Kamilla Elliott grew up in the UK, moving to the US after A levels. She received her B.A. in Mass Communications and Theatre from the University of Colorado in 1980 and pursued postgraduate studies in film at Boston University from 1981-82. After working in elder care and health research, she returned to academia in 1989, earning an A.L.M. degree through Harvard's adult education programme in 1991. From there, she entered Harvard University, where she completed a Ph.D. in English and American Literature and Language in 1996. She taught Victorian studies and interdisciplinary literature/film studies at the University of California at Berkeley from 1996-2004. During that time she published research on literature and film, including Rethinking the Novel/Film Debate (Cambridge UP, 2003).
At Lancaster University, she has continued to write and speak on intermedial adaptation theory and practice and is currently writing a monograph entitled, Rethinking the Adaptation/Theorization Debate. Much of her recent research addresses intersections between British fiction and the rise of mass picture identification from the late eighteenth century to 1918. Her monograph, Portraiture and British Gothic Fiction: The Rise of Picture Identification, 1764-1835, was published by Johns Hopkins University Press in 2012. She is researching a sequel, British Victorian Fiction and the Rise of Picture Identification, 1836-1918.
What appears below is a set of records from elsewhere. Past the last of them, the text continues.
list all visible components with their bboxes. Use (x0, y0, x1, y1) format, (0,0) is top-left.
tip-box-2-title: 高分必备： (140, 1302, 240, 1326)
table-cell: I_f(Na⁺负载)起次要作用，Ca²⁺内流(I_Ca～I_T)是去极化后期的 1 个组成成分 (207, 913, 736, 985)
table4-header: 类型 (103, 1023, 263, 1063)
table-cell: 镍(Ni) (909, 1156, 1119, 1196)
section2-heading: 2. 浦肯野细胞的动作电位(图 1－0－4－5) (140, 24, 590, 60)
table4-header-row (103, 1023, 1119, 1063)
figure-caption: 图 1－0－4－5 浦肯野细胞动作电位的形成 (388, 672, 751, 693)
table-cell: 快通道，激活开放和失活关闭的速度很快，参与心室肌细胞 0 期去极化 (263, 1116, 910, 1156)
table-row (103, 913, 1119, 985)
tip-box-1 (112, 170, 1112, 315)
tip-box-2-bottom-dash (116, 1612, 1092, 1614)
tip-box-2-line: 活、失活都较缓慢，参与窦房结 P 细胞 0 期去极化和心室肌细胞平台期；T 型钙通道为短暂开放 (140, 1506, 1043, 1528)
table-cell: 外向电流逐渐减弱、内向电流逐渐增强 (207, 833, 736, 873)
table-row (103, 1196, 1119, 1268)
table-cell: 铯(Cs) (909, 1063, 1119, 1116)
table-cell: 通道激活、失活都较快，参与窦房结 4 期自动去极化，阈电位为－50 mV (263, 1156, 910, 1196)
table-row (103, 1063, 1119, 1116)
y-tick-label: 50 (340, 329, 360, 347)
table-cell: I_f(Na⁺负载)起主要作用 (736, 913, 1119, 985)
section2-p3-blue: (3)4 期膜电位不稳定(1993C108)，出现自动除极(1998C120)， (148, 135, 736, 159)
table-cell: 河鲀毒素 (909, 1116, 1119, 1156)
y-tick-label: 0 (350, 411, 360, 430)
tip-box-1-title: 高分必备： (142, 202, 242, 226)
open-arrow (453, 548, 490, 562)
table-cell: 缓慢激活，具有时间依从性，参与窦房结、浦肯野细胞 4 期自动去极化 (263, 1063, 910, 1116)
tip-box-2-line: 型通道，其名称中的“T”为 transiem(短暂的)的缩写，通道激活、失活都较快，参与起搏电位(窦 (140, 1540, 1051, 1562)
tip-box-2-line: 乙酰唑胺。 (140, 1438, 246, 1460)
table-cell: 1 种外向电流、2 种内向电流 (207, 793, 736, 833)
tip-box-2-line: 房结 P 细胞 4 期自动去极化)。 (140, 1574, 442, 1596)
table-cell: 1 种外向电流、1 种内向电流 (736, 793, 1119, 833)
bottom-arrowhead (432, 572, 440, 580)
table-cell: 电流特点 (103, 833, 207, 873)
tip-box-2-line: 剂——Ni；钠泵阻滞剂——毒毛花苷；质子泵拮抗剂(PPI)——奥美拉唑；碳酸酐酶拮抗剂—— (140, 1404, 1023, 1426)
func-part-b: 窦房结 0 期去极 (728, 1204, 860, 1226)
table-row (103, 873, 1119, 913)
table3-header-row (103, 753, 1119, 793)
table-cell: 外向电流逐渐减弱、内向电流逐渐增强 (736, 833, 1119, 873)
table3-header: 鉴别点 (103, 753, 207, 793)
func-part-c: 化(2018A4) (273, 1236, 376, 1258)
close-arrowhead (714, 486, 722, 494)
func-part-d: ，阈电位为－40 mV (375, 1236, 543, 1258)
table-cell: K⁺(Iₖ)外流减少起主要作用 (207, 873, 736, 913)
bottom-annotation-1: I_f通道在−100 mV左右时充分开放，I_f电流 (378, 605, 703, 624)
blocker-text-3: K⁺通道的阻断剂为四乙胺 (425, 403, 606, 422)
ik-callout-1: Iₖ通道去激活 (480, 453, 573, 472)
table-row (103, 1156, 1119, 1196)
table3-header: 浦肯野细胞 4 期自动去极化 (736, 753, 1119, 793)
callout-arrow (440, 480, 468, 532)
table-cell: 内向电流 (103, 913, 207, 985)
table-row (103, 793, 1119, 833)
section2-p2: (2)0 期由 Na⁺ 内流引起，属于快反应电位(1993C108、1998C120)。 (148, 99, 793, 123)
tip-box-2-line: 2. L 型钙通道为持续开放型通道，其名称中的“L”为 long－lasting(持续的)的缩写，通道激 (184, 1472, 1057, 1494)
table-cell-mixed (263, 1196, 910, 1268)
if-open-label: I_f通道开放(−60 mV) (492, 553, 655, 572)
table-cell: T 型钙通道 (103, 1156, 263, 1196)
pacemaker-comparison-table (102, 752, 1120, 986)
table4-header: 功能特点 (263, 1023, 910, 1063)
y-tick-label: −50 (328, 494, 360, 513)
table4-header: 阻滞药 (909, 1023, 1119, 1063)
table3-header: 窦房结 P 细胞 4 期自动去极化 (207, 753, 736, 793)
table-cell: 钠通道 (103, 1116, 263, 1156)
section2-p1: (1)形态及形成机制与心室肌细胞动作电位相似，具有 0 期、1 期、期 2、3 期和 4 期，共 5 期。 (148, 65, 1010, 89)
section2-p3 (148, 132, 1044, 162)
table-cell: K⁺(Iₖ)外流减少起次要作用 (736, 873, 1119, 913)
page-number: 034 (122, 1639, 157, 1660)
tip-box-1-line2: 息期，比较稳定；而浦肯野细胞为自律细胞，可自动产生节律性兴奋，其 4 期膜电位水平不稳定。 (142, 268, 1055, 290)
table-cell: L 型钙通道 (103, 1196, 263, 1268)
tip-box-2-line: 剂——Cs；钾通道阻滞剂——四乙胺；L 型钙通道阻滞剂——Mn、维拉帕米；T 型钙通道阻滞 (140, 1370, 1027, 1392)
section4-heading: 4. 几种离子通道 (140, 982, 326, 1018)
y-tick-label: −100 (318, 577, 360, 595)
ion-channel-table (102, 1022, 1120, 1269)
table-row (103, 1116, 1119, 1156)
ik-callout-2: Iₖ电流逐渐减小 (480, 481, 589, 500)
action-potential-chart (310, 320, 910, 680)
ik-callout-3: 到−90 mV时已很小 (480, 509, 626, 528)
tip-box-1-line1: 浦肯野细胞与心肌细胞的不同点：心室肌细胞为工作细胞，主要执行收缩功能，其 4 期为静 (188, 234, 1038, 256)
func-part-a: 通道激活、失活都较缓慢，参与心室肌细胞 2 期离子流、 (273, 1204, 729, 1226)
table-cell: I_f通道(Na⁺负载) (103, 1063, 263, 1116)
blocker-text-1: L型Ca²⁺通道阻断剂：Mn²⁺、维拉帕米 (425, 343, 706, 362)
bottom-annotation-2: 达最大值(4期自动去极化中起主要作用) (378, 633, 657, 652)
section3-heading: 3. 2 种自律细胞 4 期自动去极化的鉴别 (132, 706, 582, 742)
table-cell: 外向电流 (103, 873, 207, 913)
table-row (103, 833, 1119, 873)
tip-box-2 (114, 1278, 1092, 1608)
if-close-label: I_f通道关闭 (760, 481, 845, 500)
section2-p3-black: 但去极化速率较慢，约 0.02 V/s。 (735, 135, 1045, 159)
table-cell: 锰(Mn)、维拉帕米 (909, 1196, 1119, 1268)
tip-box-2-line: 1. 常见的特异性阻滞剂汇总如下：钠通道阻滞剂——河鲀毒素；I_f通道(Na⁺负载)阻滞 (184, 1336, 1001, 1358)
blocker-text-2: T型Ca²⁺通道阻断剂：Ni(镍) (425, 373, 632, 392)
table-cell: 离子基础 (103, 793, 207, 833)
My research interests lie in literature's relationship with other media, especially the visual arts and film. I am currently working on sequels to my two monographs: Rethinking the Adaptation/Theorization Debate follows on from Rethinking the Novel/Film Debate (Cambridge, 2003); Victorian Literature and the Rise of Picture Identification, 1836-1918 continues the research published in Portraiture and British Gothic Fiction: The Rise of Picture Identification, 1764-1835 (Johns Hopkins, 2012).